A surveiller: le rapport sur l'emploi américain de juin

Le rapport sur l'emploi non agricole aux États-Unis en juin sera publié le 2 juillet. Les contraintes sur l’offre devraient continuer à limiter le rythme des embauches. Le consensus table sur une hausse d'environ 700'000 des emplois non agricoles sur le mois, contre 559'000 en mai. Le taux de chômage passerait de 5,8% à 5,6% et le taux de participation augmenterait légèrement (à 58,2%).  

Un premier accord sur les infrastructures aux États-Unis

Après un revirement du président Biden, l'accord bipartisan sur les infrastructures semble être revenu sur les rails. À la suite des critiques du Gouvernement à l'encontre de Biden pour avoir conditionné un accord bipartisan de 1200 milliards de dollars à l'adoption d’une loi de réconciliation, le Président Biden a reculé sur cette conditionnalité, offrant ainsi des garanties aux Républicains. Cet accord ouvre la voie à un plan de 1 200 milliards de dollars sur huit ans financés notamment par des mesures visant à lutter contre l’évasion fiscale et l’utilisation de fonds débloqués pour lutter contre la pandémie qui n’auraient pas été utilisés. Le vote définitif au Sénat n’est pas encore acquis.  Le scénario de base révisé pour le montant total des dépenses budgétaires extraordinaires, y compris ce projet de loi bipartisan sur les infrastructures, est désormais de 2500 milliards de dollars de dépenses, partiellement compensées par 1000 milliards d'impôts supplémentaires, au cours des 8 à 10 prochaines années.

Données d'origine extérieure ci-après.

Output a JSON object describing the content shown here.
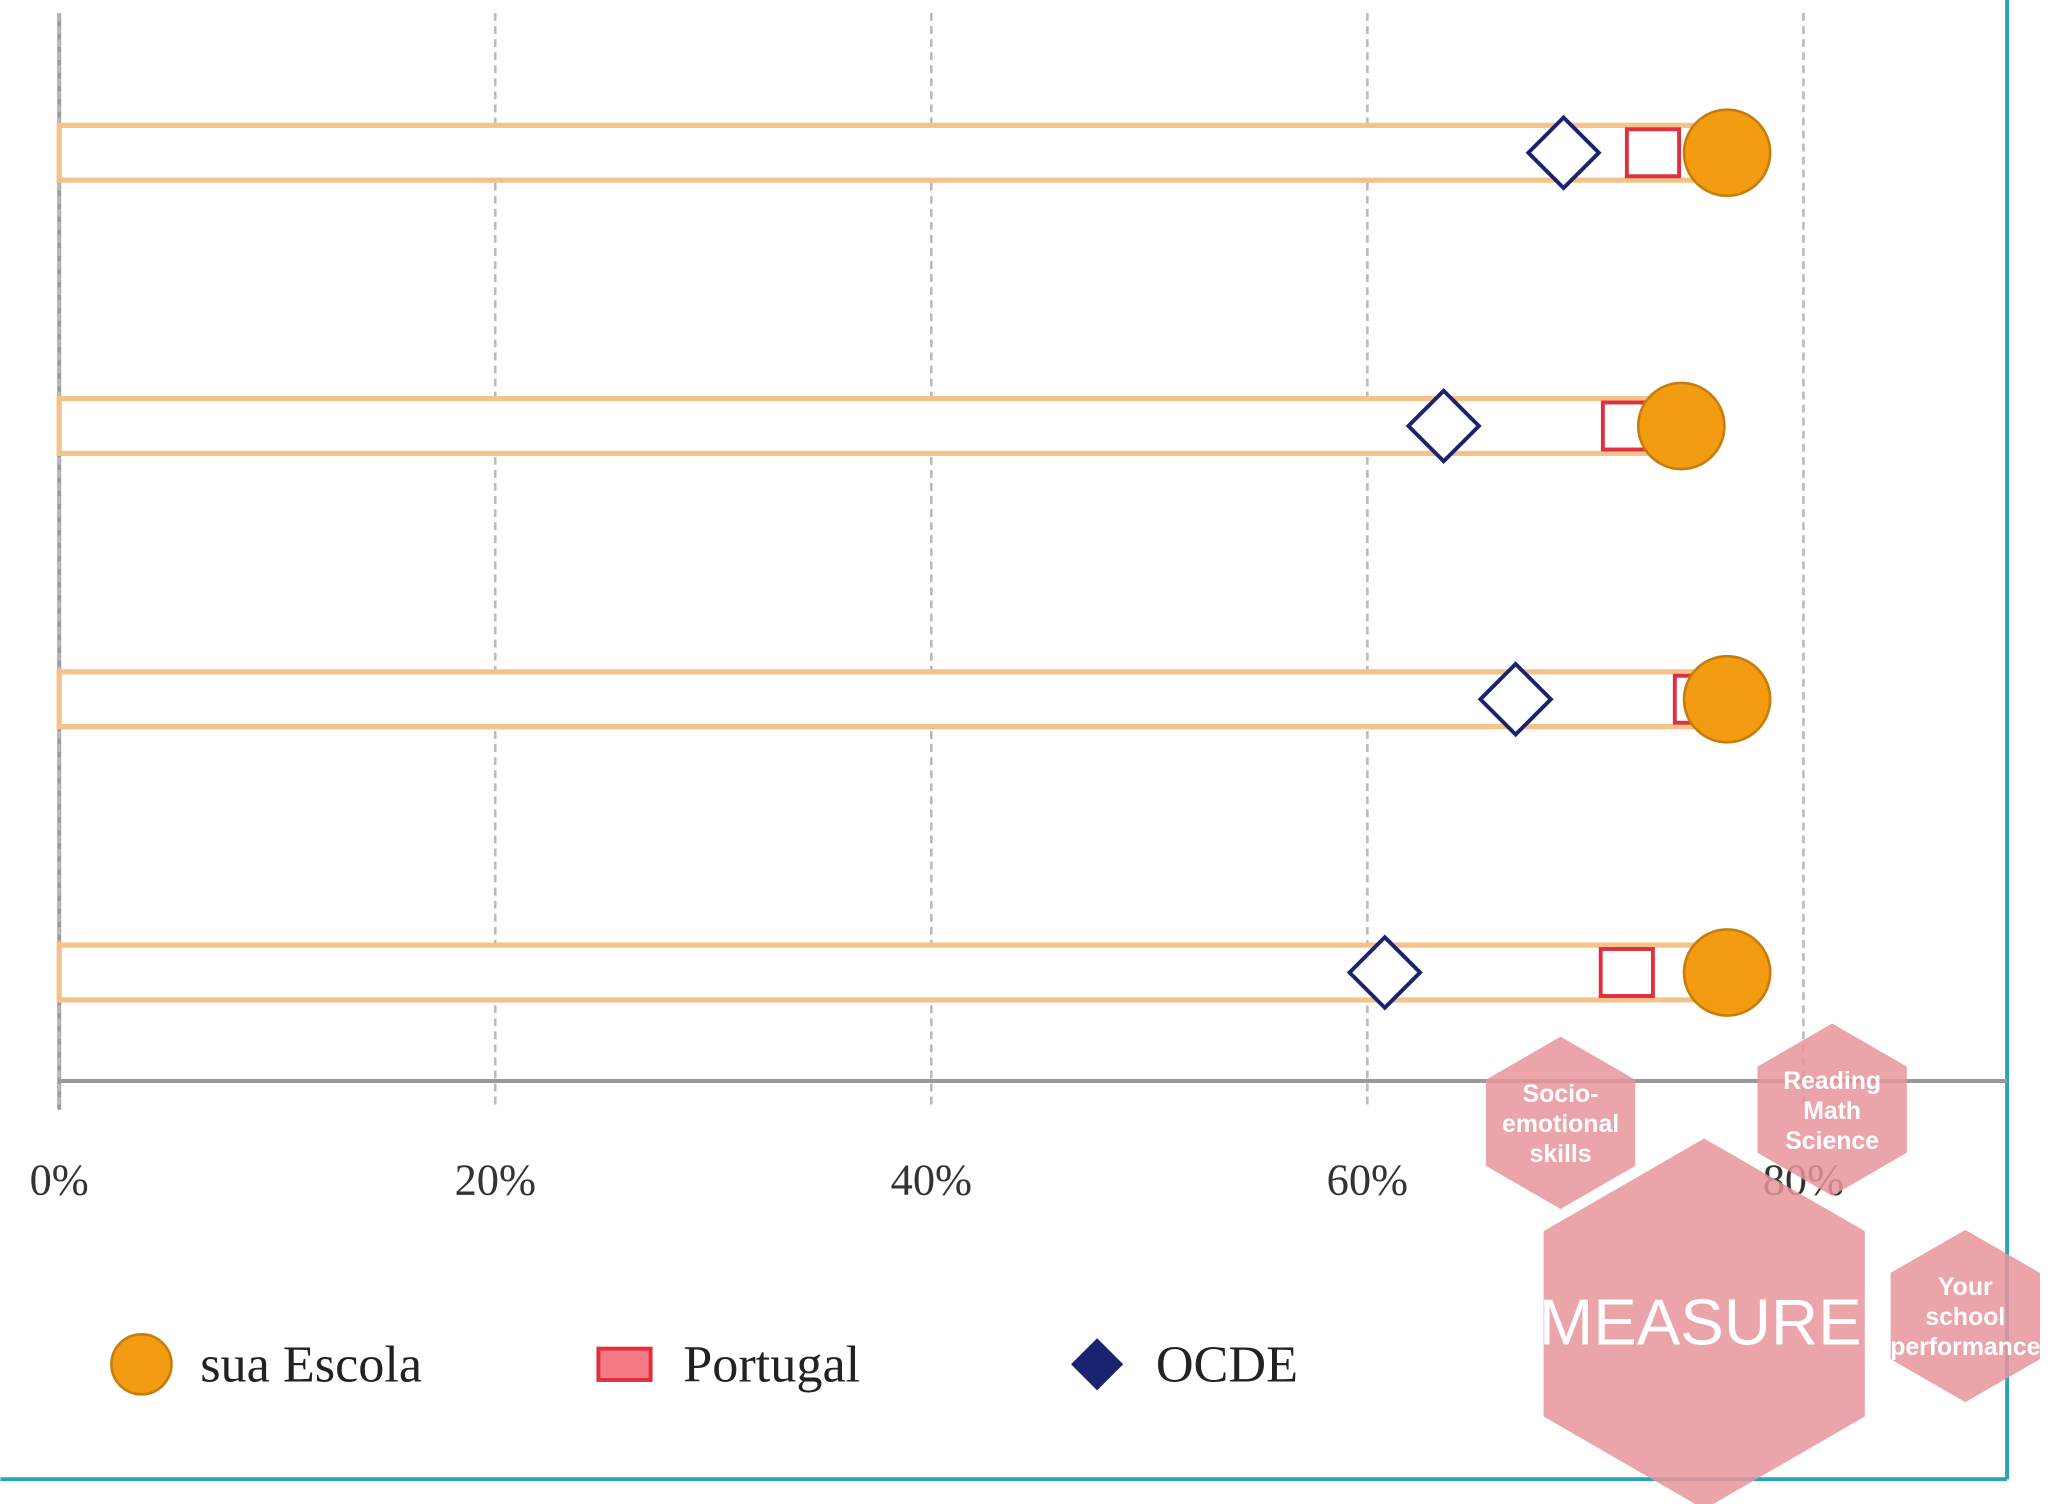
{
  "chart_data": {
    "type": "dot",
    "categories": [
      null,
      null,
      null,
      null
    ],
    "series": [
      {
        "name": "sua Escola",
        "color": "#f39c12",
        "marker": "circle",
        "values": [
          76.5,
          74.4,
          76.5,
          76.5
        ]
      },
      {
        "name": "Portugal",
        "color": "#e0303f",
        "marker": "square",
        "values": [
          73.1,
          72.0,
          75.3,
          71.9
        ]
      },
      {
        "name": "OCDE",
        "color": "#1a2370",
        "marker": "diamond",
        "values": [
          69.0,
          63.5,
          66.8,
          60.8
        ]
      }
    ],
    "xlim": [
      0,
      80
    ],
    "xticks": [
      {
        "value": 0,
        "label": "0%"
      },
      {
        "value": 20,
        "label": "20%"
      },
      {
        "value": 40,
        "label": "40%"
      },
      {
        "value": 60,
        "label": "60%"
      },
      {
        "value": 80,
        "label": "80%"
      }
    ],
    "grid": true
  },
  "overlay": {
    "center": "MEASURE",
    "hexagons": [
      [
        "Socio-",
        "emotional",
        "skills"
      ],
      [
        "Reading",
        "Math",
        "Science"
      ],
      [
        "Your",
        "school",
        "performance"
      ]
    ]
  }
}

Pendant ce temps dans la zone euro

Après une amélioration largement supérieure aux prévisions des enquêtes économiques nationales de juin, notamment de l'indice du climat des affaires en Allemagne et de la confiance des ménages italiens, le sentiment économique de la zone euro publié le 28 juin par la Commission européenne a nettement monté. L'indice a atteint ses plus hauts niveaux depuis 2000. Cette reprise rapide de la demande, alors que l'offre reste limitée par des goulets d'étranglement, provoque également des tensions inflationnistes croissantes, qui pourraient selon certains être durables et non seulement temporaires.

L'inflation de la zone euro a ralenti en juin

Comme prévu, l'inflation en juin dans la zone euro est revenue de 2% en mai à 1,9% en juin en glissement annuel. Cependant, les marchés ne semblent pas convaincus par cette inflexion, les effets de base faussant quelque peu le tableau. L'anticipation est celle d'une réaccélération rapide de l'inflation, avec une hausse de l'IPCH dans la zone euro au-dessus de 3% vers la fin de l'année. Même si des forces temporaires resteront encore largement à l'œuvre dans les prochains mois, elles devraient se traduire dans le temps par des tensions sous-jacentes plus marquées, telles que des augmentations de salaires et les anticipations d'inflation à moyen terme.

La hausse de l'inflation dans la zone euro pourrait entraîner une hausse des rendements obligataires dans la zone euro et une pentification des courbes début 2022. Après avoir atteint un sommet début 2022, l'inflation dans la zone euro devrait ralentir en raison de facteurs saisonniers.

Dans l'ensemble, l’horizon semble dégagé

Les perspectives restent favorables pour les actifs risqués qui devraient bien se comporter dans un environnement où les économies se redressent, la croissance rebondit et le soutien des politiques économiques ne se dément pas.

Les marchés actions devraient faire face à des rendements obligataires plus élevés et pourraient même surprendre à la hausse. Sur les marchés du crédit, les valorisations du crédit sont élevées, en particulier sur le crédit investment grade (IG). La hausse des rendements rend le crédit IG moins attractif que les emprunts d'État. Dans ce monde où les taux longs risquent de monter, le crédit à haut rendement peut être préférable.